La cuisine de cette maison bretonne pue la farine et la tension. Les vagues cognent les falaises dehors, comme un avertissement. Antoine me tend la lettre de Georges, ses mains tremblent. J’ai lu ses mots accusateurs. Il sait. Mon revolver est lourd sur la table. Ses yeux glissent sur moi, sur mon pull islandais mouillé de pluie, sur mes seins qui pointent sous le tissu. Il bande, je le sens. Pas de passé ici. Pas de Georges mort. Pas de dettes. Juste l’instant. Je décide : anonyme totale. Personne ne saura mon nom. Pas lui après ça. Je pose l’arme. Ma voix sort rauque. ‘Assieds-toi, Antoine. On va causer. Mais d’abord, baise-moi comme un animal. Sinon, la police entendra ma version.’ Il déglutit. Son souffle s’accélère. Je retire mon pull. Mes seins nus jaillissent, tétons durs comme des cailloux. La peau frissonne dans l’air froid. Il fixe. Je m’approche, ombre fatale au bord du gouffre.

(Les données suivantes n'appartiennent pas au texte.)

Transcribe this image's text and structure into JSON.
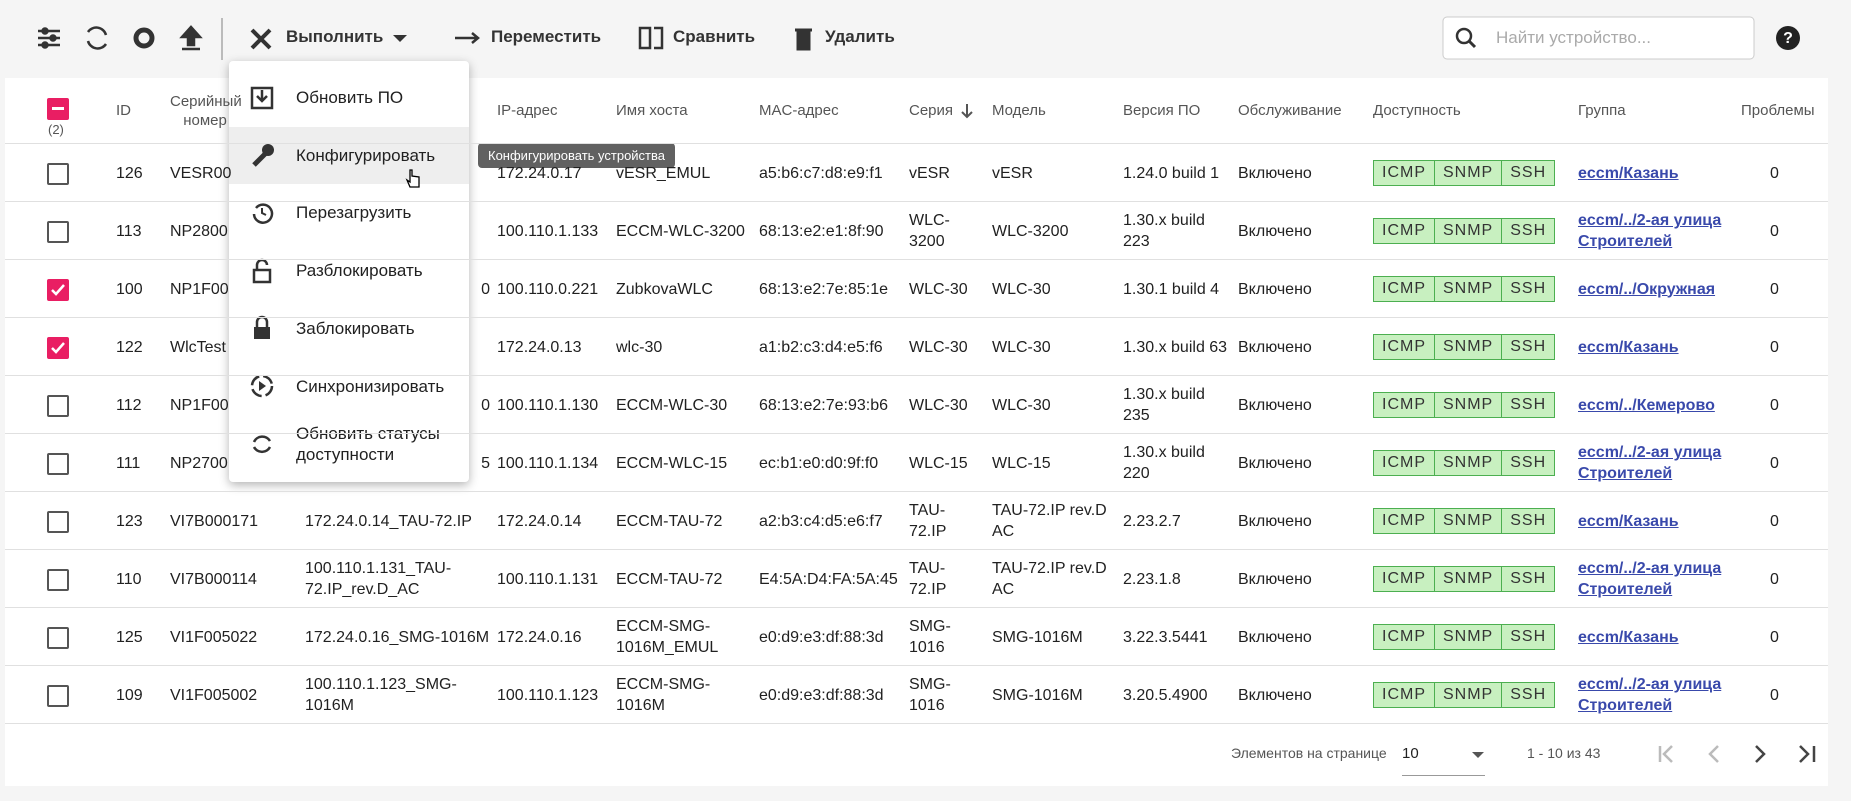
{
  "toolbar": {
    "actions": [
      "Выполнить",
      "Переместить",
      "Сравнить",
      "Удалить"
    ],
    "search_placeholder": "Найти устройство..."
  },
  "menu": {
    "items": [
      "Обновить ПО",
      "Конфигурировать",
      "Перезагрузить",
      "Разблокировать",
      "Заблокировать",
      "Синхронизировать",
      "Обновить статусы доступности"
    ],
    "tooltip": "Конфигурировать устройства"
  },
  "table": {
    "selected_count": "(2)",
    "columns": [
      "ID",
      "Серийный номер",
      "IP-адрес",
      "Имя хоста",
      "MAC-адрес",
      "Серия",
      "Модель",
      "Версия ПО",
      "Обслуживание",
      "Доступность",
      "Группа",
      "Проблемы"
    ],
    "availability": [
      "ICMP",
      "SNMP",
      "SSH"
    ],
    "rows": [
      {
        "checked": false,
        "id": 126,
        "serial": "VESR00",
        "name": null,
        "ip": "172.24.0.17",
        "host": "vESR_EMUL",
        "mac": "a5:b6:c7:d8:e9:f1",
        "series": "vESR",
        "model": "vESR",
        "version": "1.24.0 build 1",
        "service": "Включено",
        "group": "eccm/Казань",
        "problems": 0
      },
      {
        "checked": false,
        "id": 113,
        "serial": "NP2800",
        "name": null,
        "ip": "100.110.1.133",
        "host": "ECCM-WLC-3200",
        "mac": "68:13:e2:e1:8f:90",
        "series": "WLC-3200",
        "model": "WLC-3200",
        "version": "1.30.x build 223",
        "service": "Включено",
        "group": "eccm/../2-ая улица Строителей",
        "problems": 0
      },
      {
        "checked": true,
        "id": 100,
        "serial": "NP1F00",
        "name": "0",
        "ip": "100.110.0.221",
        "host": "ZubkovaWLC",
        "mac": "68:13:e2:7e:85:1e",
        "series": "WLC-30",
        "model": "WLC-30",
        "version": "1.30.1 build 4",
        "service": "Включено",
        "group": "eccm/../Окружная",
        "problems": 0
      },
      {
        "checked": true,
        "id": 122,
        "serial": "WlcTest",
        "name": null,
        "ip": "172.24.0.13",
        "host": "wlc-30",
        "mac": "a1:b2:c3:d4:e5:f6",
        "series": "WLC-30",
        "model": "WLC-30",
        "version": "1.30.x build 63",
        "service": "Включено",
        "group": "eccm/Казань",
        "problems": 0
      },
      {
        "checked": false,
        "id": 112,
        "serial": "NP1F00",
        "name": "0",
        "ip": "100.110.1.130",
        "host": "ECCM-WLC-30",
        "mac": "68:13:e2:7e:93:b6",
        "series": "WLC-30",
        "model": "WLC-30",
        "version": "1.30.x build 235",
        "service": "Включено",
        "group": "eccm/../Кемерово",
        "problems": 0
      },
      {
        "checked": false,
        "id": 111,
        "serial": "NP2700",
        "name": "5",
        "ip": "100.110.1.134",
        "host": "ECCM-WLC-15",
        "mac": "ec:b1:e0:d0:9f:f0",
        "series": "WLC-15",
        "model": "WLC-15",
        "version": "1.30.x build 220",
        "service": "Включено",
        "group": "eccm/../2-ая улица Строителей",
        "problems": 0
      },
      {
        "checked": false,
        "id": 123,
        "serial": "VI7B000171",
        "name": "172.24.0.14_TAU-72.IP",
        "ip": "172.24.0.14",
        "host": "ECCM-TAU-72",
        "mac": "a2:b3:c4:d5:e6:f7",
        "series": "TAU-72.IP",
        "model": "TAU-72.IP rev.D AC",
        "version": "2.23.2.7",
        "service": "Включено",
        "group": "eccm/Казань",
        "problems": 0
      },
      {
        "checked": false,
        "id": 110,
        "serial": "VI7B000114",
        "name": "100.110.1.131_TAU-72.IP_rev.D_AC",
        "ip": "100.110.1.131",
        "host": "ECCM-TAU-72",
        "mac": "E4:5A:D4:FA:5A:45",
        "series": "TAU-72.IP",
        "model": "TAU-72.IP rev.D AC",
        "version": "2.23.1.8",
        "service": "Включено",
        "group": "eccm/../2-ая улица Строителей",
        "problems": 0
      },
      {
        "checked": false,
        "id": 125,
        "serial": "VI1F005022",
        "name": "172.24.0.16_SMG-1016M",
        "ip": "172.24.0.16",
        "host": "ECCM-SMG-1016M_EMUL",
        "mac": "e0:d9:e3:df:88:3d",
        "series": "SMG-1016",
        "model": "SMG-1016M",
        "version": "3.22.3.5441",
        "service": "Включено",
        "group": "eccm/Казань",
        "problems": 0
      },
      {
        "checked": false,
        "id": 109,
        "serial": "VI1F005002",
        "name": "100.110.1.123_SMG-1016M",
        "ip": "100.110.1.123",
        "host": "ECCM-SMG-1016M",
        "mac": "e0:d9:e3:df:88:3d",
        "series": "SMG-1016",
        "model": "SMG-1016M",
        "version": "3.20.5.4900",
        "service": "Включено",
        "group": "eccm/../2-ая улица Строителей",
        "problems": 0
      }
    ]
  },
  "paginator": {
    "label": "Элементов на странице",
    "page_size": "10",
    "range": "1 - 10 из 43"
  }
}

Ses lèvres touchent les miennes d’abord hésitantes. Je mords. Fort. ‘Pas de tendresse, connard. Défonce-moi.’ Je tire sur sa chemise. Boutons qui sautent. Sa poitrine maigre, poilue juste assez. Je griffe. Il gémit. Mes doigts défont sa ceinture. Sa bite jaillit, raide, veinée, prépuce en arrière. Je la saisis. Chaude, palpitante. ‘T’es dur pour une meurtrière, hein ?’ Je ricane. Il pousse un grognement. Me plaque sur la table. Farine qui vole. Mes fesses sur le bois froid. Il arrache mon legging. Ma chatte nue, déjà trempée, lèvres gonflées. Il plonge. Sa langue lapide. Bruyante, slurp slurp. Je cambre. ‘Plus profond, salaud ! Bouffe-moi !’ Mes cuisses l’enserrent. Son nez contre mon clito. Je jouis vite, cri primal, jus qui coule sur son menton.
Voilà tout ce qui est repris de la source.